Harnessing Your Staff's Informal Networks - Harvard Business Review: "Harnessing Your Staff’s Informal Networks"
If your smartest employees are getting together to solve problems and develop new ideas on their own, the best thing to do is to stay out of their way, right? Workers can easily share insights electronically, and they often don’t want or appreciate executive oversight. Well, think again. Though in-house networks of experts—or “communities of practice”—were once entirely unofficial, today they are increasingly integrated into companies’ formal management structures.
Independent, off-the-grid communities have proliferated in recent years, and many companies have counted on them to deliver creative solutions to challenges that bridge functional gaps. But in the past few years, outside forces—technological advances, globalization, increased demands on employees’ time—have begun to undermine communities’ success. Consider the rise and fall of an informal group of experts at a large water-engineering company located just outside London. Starting in the early 1990s, they began meeting weekly to discuss strategies for designing new water-treatment facilities. The gatherings were so lively and informative that they actually drew crowds of onlookers. (The company can’t be named for reasons of confidentiality.)
The community initially thrived because it operated so informally. United by a common professional passion, participants would huddle around conference tables and compare data, trade insights, and argue over which designs would work best with local water systems. And the community achieved results: Participants found ways to significantly cut the time and cost involved in system design by increasing the pool of experience that they could draw upon, tapping insights from different disciplines, and recycling design ideas from other projects.

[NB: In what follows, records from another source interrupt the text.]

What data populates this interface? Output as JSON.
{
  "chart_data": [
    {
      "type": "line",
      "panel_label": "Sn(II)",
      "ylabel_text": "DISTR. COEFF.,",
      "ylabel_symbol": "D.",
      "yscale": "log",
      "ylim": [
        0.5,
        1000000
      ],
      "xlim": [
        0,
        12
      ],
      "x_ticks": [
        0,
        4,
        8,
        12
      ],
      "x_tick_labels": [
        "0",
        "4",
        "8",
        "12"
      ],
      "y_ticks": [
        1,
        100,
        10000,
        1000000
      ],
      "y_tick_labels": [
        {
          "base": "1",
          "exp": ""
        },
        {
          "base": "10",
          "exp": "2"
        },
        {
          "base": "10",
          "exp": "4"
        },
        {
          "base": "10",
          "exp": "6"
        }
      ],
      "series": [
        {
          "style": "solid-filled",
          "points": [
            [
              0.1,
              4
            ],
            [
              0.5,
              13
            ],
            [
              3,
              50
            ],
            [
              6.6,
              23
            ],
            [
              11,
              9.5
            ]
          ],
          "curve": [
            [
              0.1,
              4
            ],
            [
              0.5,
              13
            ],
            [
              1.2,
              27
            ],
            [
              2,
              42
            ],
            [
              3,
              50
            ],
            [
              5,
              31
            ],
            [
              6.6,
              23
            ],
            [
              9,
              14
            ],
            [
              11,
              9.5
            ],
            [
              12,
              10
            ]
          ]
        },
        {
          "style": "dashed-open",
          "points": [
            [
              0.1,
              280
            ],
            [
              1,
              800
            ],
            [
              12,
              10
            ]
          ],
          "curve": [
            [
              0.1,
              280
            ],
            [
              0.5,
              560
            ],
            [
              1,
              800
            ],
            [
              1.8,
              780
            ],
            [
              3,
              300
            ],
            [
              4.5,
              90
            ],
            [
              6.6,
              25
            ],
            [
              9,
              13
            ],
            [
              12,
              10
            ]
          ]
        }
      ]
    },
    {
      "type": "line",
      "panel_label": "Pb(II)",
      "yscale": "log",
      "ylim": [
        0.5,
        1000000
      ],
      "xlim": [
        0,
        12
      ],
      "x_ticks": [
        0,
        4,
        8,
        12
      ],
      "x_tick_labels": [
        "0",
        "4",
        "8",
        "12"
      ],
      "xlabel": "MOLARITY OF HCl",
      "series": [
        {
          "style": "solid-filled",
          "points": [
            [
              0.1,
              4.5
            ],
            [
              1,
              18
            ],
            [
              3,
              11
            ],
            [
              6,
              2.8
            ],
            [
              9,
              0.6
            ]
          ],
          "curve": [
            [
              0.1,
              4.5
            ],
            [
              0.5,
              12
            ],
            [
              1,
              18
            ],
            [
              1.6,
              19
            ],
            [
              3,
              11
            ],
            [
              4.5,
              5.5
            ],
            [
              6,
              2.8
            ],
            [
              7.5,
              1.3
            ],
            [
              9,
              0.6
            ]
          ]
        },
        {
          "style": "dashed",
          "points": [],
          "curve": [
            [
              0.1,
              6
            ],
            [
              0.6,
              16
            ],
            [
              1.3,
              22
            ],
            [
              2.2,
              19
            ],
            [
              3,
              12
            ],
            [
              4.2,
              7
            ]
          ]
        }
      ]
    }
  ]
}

Too much attention from management, went the thinking, would crush the group’s collaborative nature. But the very informality of this community eventually rendered it obsolete. What happened to it was typical: The members gained access to more sophisticated design tools and to vast amounts of data via the internet. Increased global connectivity drew more people into the community and into individual projects. Soon the engineers were spending more time at their desks, gathering and organizing data, sorting through multiple versions of designs, and managing remote contacts. The community started to feel less intimate, and its members, less obligated to their peers. Swamped, the engineers found it difficult to justify time for voluntary meetings. Today the community in effect has dissolved—along with the hopes that it would continue generating high-impact ideas.
Our research has shown that many other communities failed for similar reasons. Nevertheless, communities of practice aren’t dead. Many are thriving—you’ll find them developing global processes, resolving troubled implementation, and guiding operational efforts. But they differ from their forebears in some important respects. Today they’re an actively managed part of the organization, with specific goals, explicit accountability, and clear executive oversight. To get experts to dedicate time to them, companies have to make sure that communities contribute meaningfully to the organization and operate efficiently.
We’ve observed this shift in our consulting work and in our research. This research was conducted with the Knowledge and Innovation Network at Warwick Business School and funded by the Warwick Innovative Manufacturing Research Centre and by Schlumberger, an oil-field services company. To examine the health and impact of communities, we did a quantitative study of 52 communities in 10 industries, and a qualitative assessment of more than 140 communities in a dozen organizations, consisting of interviews with support staff, leaders, community members, and senior management.
The communities at construction and engineering giant Fluor illustrate the extent of the change. Global communities have replaced the company’s distributed functional structure. While project teams remain the primary organizational unit, 44 discipline- and industry-focused communities, with 24,000 active members, support the teams. The communities provide all functional services—creating guidelines for work practices and procedures; publishing technical documents; and offering career development, access to expert advice, and help with technical questions. They are the first and best source for technical knowledge at Fluor.
Here’s one example of how this works: Not long ago, a Fluor nuclear-cleanup project team had to install a soil barrier over a drainage field once used to dispose of radioactive wastewater. But environmental regulators mandated that Fluor first locate and seal a 30-year-old well, now covered over, to prevent contamination of the groundwater table. Poor historical data made it impossible to tell if the well really existed, and ground-penetrating radar also failed to discover it. Simply removing the contaminated soil to find the well would have been costly and risky for workers.